Sizin iktidarınız döneminde İslami kesime yönelik bir dizi operasyon oldu. Bu bir çelişki değil mi?
Asiltürk: Bunlar kesinlikle önceden hazırlanmış bir planın parçaları. Hesapları şuydu: 'Biz RP'yi önce hükümet ortağı yapalım, ardından öyle şeyler yapalım ki, şimdiye kadar savunageldiği her konuda müşkül duruma sokalım ve bu yolla RP'yi bitirelim.' Oyun buydu ve hükümet kurulmadan önce bunu biliyorduk, bunları aramızda konuştuk; ancak şuna inanıyorduk; 'Biz samimi olarak yapmak istediklerimizi ortaya koyarız, halk bunu görür'.
Demokratik sistemlerde hükümetler herşey değildir. Engellenirsek onu da halk görür. Sonuçta dürüst davrandık ve kazandık.
Bu oyunu kimler oynuyor?
Asiltürk: Herşey çok açık ve benim söylemem de yakışık almaz. Türkiye'nin içinde ve dışında elbirliğiyle bir oyun oynanıyor.

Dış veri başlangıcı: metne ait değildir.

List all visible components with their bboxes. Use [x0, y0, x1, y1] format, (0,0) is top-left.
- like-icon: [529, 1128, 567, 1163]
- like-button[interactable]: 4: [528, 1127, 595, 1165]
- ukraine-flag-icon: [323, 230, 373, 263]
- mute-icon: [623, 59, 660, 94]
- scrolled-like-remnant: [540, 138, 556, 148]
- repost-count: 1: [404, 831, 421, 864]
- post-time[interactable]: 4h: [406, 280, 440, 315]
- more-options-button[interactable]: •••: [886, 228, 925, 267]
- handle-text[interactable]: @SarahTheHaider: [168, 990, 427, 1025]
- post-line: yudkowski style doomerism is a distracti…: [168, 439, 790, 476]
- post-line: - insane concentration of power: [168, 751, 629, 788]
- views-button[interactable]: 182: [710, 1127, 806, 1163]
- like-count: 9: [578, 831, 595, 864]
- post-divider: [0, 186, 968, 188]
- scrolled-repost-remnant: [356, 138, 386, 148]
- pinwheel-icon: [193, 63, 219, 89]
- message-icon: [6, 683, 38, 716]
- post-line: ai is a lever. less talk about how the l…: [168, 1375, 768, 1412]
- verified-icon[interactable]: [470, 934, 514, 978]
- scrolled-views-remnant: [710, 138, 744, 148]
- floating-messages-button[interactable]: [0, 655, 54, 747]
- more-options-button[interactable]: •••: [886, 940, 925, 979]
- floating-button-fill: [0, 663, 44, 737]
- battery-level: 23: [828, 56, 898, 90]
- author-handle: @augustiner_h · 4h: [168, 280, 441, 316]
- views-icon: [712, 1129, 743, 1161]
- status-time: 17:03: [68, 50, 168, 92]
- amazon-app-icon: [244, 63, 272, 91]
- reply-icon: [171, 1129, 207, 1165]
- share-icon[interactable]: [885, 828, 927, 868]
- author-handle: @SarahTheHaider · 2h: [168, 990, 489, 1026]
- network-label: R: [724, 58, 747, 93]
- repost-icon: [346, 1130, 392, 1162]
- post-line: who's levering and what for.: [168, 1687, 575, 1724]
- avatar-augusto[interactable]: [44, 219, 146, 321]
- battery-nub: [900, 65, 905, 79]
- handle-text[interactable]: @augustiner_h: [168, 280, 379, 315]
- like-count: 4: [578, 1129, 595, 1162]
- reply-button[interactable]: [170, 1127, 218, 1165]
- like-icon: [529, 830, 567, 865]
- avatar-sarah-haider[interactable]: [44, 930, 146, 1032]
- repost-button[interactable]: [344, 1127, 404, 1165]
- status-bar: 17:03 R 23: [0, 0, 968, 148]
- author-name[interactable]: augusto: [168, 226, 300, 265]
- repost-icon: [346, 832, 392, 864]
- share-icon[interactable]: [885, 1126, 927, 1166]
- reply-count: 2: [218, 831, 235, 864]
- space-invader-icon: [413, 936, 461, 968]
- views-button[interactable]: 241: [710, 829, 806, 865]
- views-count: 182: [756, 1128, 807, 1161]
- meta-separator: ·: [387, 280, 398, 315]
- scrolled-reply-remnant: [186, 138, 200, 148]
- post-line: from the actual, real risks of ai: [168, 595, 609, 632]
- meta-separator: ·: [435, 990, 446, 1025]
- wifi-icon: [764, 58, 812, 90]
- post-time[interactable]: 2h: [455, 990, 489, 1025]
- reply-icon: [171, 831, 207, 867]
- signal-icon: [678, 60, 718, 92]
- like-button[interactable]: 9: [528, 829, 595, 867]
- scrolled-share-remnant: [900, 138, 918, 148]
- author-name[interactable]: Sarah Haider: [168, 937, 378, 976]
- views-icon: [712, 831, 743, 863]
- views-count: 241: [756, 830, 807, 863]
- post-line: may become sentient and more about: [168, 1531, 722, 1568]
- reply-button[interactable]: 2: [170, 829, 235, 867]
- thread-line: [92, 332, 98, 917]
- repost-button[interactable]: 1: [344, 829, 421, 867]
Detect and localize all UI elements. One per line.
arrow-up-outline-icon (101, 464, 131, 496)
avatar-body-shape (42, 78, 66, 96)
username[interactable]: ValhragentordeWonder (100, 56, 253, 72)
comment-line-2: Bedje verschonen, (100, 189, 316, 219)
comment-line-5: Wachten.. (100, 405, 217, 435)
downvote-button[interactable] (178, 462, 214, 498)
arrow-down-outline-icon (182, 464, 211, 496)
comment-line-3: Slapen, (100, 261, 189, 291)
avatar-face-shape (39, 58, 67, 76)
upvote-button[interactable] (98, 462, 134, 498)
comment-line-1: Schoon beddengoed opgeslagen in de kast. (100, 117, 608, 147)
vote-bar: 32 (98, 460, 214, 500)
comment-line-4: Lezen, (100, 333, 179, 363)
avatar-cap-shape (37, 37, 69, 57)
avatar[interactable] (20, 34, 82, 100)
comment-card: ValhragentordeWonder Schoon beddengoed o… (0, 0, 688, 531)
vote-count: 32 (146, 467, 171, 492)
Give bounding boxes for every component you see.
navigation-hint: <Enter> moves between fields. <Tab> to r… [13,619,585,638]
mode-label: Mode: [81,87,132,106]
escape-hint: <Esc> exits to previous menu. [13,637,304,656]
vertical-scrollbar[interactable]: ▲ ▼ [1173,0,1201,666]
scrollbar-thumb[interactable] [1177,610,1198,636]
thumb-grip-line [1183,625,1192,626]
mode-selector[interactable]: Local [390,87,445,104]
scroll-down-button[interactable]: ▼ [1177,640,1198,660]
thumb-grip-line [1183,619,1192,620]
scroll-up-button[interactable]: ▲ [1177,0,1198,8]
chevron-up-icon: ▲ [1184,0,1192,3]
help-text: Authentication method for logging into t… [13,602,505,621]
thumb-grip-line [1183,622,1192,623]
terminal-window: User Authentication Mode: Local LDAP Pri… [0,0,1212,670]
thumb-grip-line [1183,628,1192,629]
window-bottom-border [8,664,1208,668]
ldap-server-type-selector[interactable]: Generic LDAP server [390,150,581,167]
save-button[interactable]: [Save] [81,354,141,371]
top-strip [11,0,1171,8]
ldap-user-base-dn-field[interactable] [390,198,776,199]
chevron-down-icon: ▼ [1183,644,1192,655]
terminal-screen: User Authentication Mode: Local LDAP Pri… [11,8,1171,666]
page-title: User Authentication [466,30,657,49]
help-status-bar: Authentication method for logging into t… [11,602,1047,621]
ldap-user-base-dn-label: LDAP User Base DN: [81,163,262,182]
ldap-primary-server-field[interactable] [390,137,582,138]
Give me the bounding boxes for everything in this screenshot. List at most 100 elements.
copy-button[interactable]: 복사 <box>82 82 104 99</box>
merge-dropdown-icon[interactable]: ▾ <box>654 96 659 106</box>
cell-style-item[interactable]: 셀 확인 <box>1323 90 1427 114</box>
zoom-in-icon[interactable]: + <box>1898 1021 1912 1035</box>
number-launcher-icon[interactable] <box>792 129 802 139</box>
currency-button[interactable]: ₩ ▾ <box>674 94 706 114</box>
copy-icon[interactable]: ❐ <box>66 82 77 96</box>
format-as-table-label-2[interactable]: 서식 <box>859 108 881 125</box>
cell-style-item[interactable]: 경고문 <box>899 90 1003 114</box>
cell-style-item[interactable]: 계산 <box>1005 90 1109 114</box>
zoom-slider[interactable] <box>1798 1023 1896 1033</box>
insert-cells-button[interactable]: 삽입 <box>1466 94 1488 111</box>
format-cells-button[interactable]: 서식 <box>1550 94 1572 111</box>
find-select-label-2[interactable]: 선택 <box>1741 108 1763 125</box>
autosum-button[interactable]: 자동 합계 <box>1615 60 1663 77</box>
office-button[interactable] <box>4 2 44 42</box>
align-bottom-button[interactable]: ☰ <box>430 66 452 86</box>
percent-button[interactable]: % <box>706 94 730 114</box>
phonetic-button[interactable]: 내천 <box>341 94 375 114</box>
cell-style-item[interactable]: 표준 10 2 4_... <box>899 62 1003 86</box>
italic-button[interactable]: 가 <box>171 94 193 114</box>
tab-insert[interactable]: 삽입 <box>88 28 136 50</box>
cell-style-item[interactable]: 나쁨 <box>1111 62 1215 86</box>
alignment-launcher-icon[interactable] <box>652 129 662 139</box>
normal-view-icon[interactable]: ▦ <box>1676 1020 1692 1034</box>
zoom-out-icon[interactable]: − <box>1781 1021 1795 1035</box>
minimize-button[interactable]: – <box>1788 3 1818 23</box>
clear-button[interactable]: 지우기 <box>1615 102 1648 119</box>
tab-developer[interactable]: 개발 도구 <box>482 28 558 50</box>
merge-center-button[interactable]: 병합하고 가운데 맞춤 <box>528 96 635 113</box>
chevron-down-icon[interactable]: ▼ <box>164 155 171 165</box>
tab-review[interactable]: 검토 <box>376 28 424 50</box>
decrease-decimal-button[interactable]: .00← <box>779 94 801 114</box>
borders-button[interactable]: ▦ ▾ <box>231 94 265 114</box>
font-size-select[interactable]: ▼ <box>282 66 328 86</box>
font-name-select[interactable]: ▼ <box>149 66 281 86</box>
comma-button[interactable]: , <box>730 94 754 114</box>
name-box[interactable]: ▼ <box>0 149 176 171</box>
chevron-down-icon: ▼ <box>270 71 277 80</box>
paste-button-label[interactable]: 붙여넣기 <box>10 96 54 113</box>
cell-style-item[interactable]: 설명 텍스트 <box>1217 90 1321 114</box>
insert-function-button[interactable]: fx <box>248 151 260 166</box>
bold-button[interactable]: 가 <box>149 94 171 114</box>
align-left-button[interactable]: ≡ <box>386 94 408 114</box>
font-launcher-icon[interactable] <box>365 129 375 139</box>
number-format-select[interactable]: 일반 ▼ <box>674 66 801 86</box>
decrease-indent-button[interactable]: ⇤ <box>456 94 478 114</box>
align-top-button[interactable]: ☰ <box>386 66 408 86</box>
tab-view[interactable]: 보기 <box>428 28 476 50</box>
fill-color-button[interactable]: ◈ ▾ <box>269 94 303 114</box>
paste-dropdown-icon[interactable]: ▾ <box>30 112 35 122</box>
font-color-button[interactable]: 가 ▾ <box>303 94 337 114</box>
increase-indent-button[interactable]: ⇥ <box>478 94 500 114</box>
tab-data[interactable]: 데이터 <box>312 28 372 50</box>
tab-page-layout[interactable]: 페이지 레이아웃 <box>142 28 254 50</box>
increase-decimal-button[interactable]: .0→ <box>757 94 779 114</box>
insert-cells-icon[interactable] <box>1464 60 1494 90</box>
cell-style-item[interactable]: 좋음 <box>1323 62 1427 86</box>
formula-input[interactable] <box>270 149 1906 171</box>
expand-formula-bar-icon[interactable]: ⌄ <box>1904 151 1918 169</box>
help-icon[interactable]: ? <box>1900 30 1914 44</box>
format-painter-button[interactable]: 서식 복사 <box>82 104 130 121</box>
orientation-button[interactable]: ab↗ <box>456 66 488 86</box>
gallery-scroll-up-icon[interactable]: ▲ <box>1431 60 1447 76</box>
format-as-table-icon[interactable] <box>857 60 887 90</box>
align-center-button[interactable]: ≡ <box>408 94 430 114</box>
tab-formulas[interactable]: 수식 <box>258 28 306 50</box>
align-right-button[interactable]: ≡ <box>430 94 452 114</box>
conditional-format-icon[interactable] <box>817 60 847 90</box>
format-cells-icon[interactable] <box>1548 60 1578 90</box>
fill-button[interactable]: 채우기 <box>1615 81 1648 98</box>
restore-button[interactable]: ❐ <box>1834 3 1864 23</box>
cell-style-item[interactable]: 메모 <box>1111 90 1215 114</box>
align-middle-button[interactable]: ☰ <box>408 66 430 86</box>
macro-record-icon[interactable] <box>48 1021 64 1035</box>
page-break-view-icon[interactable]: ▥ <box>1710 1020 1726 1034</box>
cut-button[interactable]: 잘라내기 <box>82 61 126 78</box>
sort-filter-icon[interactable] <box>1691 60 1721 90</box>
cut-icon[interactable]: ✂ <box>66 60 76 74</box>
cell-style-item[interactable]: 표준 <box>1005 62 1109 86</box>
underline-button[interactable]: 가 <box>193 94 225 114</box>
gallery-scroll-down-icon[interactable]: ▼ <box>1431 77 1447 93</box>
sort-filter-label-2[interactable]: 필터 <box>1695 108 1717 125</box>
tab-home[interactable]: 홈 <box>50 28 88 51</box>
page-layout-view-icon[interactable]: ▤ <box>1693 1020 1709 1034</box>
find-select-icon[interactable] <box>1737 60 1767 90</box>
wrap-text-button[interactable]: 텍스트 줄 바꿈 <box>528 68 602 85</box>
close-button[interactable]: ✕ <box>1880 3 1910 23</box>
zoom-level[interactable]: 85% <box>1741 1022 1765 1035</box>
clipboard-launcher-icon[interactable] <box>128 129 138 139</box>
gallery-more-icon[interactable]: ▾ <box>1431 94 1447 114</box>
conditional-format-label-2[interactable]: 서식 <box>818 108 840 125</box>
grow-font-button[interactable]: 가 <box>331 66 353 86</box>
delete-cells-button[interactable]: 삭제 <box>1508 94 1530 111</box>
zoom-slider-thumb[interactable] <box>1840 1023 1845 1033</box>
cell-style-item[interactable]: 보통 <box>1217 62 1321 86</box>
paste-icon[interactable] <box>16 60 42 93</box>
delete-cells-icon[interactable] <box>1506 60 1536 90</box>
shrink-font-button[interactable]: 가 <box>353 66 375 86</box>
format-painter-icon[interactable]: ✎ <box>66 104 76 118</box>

Tek bir grubu sorumlu tutmak yanlış olur, çok sayıda kesimin beraberliği söz konusu.
Dış güçler derken, sizin hareketiniz öteden beri ABD karşıtı bilinirdi, ama darbe tartışmalarında Washington sizi destekledi...
Asiltürk: Ülkelerin dostlukları değil menfaatleri söz konusu, herkes böyle yapıyor. Biz sadece Amerikan değil, her çeşit emperyalizme karşı çıkıyoruz, bu memleketimizi sevmenin gereği. Ama ne ABD'nin, ne Avrupa'nın, ne Yahudiler'in düşmanıyız. Darbe konusuna gelince.. Türkiye'de bir darbe olsaydı, hemen bunun ABD tarafından yaptırıldığı düşünülecekti. Böyle bir imaja izin vermemek için darbeye karşı çıkmaları kendi politikaları açısından tutarlı. ABD'nin son tavrı, bence insani açıdan takdir edilmesi gereken bir tutum. Bunun Türk demokrasisine, en çok da askerlere yararı olmuştur. Aralarında, çok çok konuşulmakta olan, birtakım darbe heveslileri varsa, bu işten vazgeçmişlerdir ve böylece Silahlı Kuvvetler'in itibarı zedelenmemiştir.